You may be wondering if you are planning and preparing properly; Ballpark E$timate is an easy-to-use, interactive tool that helps you quickly identify approximately how much you need to save to fund your retirement. Ballpark E$timate includes assumptions for projected income and Social Security benefits understandably based on savings. Creating a long-term plan can help you plan for a strong financial future.
How do you apply for Social Security retirement benefits?
You can apply online, by phone, or by visiting your local Social Security office. Depending on your circumstances, you will need some or all of the following documents:
- Your Social Security number
- your birth certificate
- Your W2 forms or your income tax return from last year
- Your military discharge documents (if applicable)

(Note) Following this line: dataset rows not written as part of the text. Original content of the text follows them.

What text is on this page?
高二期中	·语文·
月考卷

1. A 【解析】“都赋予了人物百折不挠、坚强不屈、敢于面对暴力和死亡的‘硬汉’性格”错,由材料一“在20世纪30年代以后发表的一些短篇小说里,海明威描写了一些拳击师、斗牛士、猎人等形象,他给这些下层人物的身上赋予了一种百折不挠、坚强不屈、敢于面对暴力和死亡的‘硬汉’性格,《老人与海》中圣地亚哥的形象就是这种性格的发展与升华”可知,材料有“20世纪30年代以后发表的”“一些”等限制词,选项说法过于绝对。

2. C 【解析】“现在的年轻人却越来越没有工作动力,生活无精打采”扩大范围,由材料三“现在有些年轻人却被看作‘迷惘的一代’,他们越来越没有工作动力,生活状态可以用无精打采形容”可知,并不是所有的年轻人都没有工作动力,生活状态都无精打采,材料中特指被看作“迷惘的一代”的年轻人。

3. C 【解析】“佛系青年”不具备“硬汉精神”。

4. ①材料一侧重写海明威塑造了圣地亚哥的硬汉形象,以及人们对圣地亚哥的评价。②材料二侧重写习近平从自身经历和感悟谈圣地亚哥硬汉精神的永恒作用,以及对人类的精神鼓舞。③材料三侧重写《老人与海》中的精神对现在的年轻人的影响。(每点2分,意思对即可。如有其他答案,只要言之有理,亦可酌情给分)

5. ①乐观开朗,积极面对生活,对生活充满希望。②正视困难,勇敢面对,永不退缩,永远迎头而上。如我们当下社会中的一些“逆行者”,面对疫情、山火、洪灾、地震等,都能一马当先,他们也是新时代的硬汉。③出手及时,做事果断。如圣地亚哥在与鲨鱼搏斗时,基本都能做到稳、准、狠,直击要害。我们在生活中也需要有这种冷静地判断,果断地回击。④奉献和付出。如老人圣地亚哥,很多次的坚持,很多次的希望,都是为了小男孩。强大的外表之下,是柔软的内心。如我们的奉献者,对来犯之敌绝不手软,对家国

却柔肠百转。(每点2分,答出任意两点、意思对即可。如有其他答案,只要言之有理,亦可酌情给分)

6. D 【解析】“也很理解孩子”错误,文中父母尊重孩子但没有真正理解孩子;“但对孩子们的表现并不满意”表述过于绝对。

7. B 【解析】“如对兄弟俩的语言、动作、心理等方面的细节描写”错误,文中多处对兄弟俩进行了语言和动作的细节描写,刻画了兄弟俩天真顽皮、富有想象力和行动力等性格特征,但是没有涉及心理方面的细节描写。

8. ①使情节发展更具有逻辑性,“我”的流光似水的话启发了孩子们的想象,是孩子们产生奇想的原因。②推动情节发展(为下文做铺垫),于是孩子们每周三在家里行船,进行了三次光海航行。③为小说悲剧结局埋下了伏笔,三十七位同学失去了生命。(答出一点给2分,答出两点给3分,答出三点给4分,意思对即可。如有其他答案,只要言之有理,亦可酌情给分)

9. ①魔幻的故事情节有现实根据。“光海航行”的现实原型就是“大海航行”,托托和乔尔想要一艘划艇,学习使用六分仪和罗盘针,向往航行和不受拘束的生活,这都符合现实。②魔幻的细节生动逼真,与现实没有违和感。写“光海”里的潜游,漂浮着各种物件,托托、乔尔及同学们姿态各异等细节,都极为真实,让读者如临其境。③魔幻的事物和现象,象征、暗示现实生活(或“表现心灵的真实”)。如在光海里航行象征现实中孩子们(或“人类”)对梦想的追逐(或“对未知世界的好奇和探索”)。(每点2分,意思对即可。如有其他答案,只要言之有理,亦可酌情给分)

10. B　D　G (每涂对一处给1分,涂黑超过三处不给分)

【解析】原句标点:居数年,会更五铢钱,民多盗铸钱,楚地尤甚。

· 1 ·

- Your spouse’s birth certificate and Social Security number if you are applying for benefits
- Your children’s birth certificate and Social Security number if you are applying for benefits
- If you were not born in the US, proof of citizenship
- The name, routing number, and account number of the financial institution for direct deposit of the monthly benefit
Will I have to pay taxes on profits?
About 40% of people who get Social Security have to pay income taxes on their benefits. At the beginning of each year, you will receive a Form SSA-1099 (similar to a W2) from Social Security showing the number of benefits you received during the previous year. You will use this form when you complete your income tax returns to find out if you owe taxes on your benefits. While your Social Security may not have to withhold federal taxes, you may find it easier than making quarterly estimated tax payments.
How might my benefits change?
If you get a pension from work that you paid Social Security taxes on, this pension will not affect your Social Security benefits. However, if you get a pension from work not covered by Social Security (for example, the federal civil service, some state or local government jobs, or a job in a foreign country), your Social Security benefit may be reduced depending on your age.
BENEFITS FOR SPOUSES AND SURVIVORS
You may be able to receive Social Security spousal benefits if:
- You are at least 62 years old, and
- Your spouse or former spouse is receiving or is eligible to receive Social Security disability or retirement benefits.
if you are married
if you are divorced
Your next steps
Also, meet with your financial advisor to discuss the best time for you (and your spouse, if married) to start cashing monthly Social Security checks. It’s a conversation that can bear fruit for the rest of your life.